Die Nebenfolgen der Globalisierung gehören in Indien zu den besonders kontrovers diskutierten sozialpolitischen Themen. Dabei stehen sich im Extremfall die beiden Seiten, die entweder für Globalisierung, Liberalisierung und Privatisierung argumentieren oder für Bescheidenheit, soziales Engagement und "Gandhian values" scheinbar unversöhnlich und mit gegenseitigem Unverständnis gegenüber. Unter diesen Umständen ist es schwierig, die tatsächlichen Zusammenhänge zwischen wirtschaftlichem Wachstum und Armutsbekämpfung realistisch zu beurteilen. Deshalb ist es notwendig, stärker als bisher zwischen diesen beiden Seiten zu vermitteln.

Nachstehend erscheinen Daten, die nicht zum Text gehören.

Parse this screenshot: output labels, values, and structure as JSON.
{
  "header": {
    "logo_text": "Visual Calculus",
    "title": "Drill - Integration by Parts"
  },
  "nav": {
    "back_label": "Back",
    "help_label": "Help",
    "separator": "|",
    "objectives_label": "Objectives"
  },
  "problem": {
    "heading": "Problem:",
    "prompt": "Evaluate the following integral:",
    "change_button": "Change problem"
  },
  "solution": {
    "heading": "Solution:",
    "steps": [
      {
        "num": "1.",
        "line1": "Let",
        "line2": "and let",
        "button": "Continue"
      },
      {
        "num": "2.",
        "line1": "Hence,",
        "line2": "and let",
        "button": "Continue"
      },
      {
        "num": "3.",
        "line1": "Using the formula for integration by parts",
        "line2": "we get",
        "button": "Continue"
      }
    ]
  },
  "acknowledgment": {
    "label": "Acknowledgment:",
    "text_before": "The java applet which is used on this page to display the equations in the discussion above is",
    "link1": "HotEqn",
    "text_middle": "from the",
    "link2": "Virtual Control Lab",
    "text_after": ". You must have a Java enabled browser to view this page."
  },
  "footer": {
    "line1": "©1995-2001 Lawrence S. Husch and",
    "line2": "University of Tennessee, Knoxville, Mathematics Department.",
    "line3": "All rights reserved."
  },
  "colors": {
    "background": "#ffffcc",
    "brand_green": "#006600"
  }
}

Die internationale Gemeinschaft vertraut in ihren Versuchen, neue Lösungen für die Probleme der Armutsbekämpfung zu finden, immer stärker auf den intermediären Bereich der indischen Gesellschaft, auf Nichtregierungsorganisationen (NRO) und Selbsthilfegruppen (SHG). Zweifellos ist deren Rolle in Indien nicht weniger ambivalent als andernorts, aber in ihnen konzentriert sich das größte Entwicklungspotential. Deshalb ist es nicht verwunderlich, wenn ständig neue Initiativen ergriffen werden: Die Weltbank hat soeben umgerechnet über 300 Millionen DM für ein Projekt zur Verfügung gestellt, das direkt NROen und SHGen in Rajasthan für Maßnahmen im Bereich der Armutsbekämpfung zugute kommt und ein hohes Maß an öffentlicher Mitverantwortung der Betroffenen sicherstellt. Für ein ähnliches Projekt mit Schwerpunkt in Madhya Pradesh hat nunmehr die britische Regierung fast 400 Millionen DM bereitgestellt.

Es ist berechtigt, wenn der "Global Poverty Report" auf den "right conditions" als Voraussetzung für Armutsbekämpfung insistiert. Auch deutsche Förderprogramme achten zunehmend auf "gute Regierungsführung" als notwendige Bedingung für Bewilligungen. Doch sollte diese Vorsicht nicht allein als Rechtfertigung für weitere Kürzungen benutzt werden.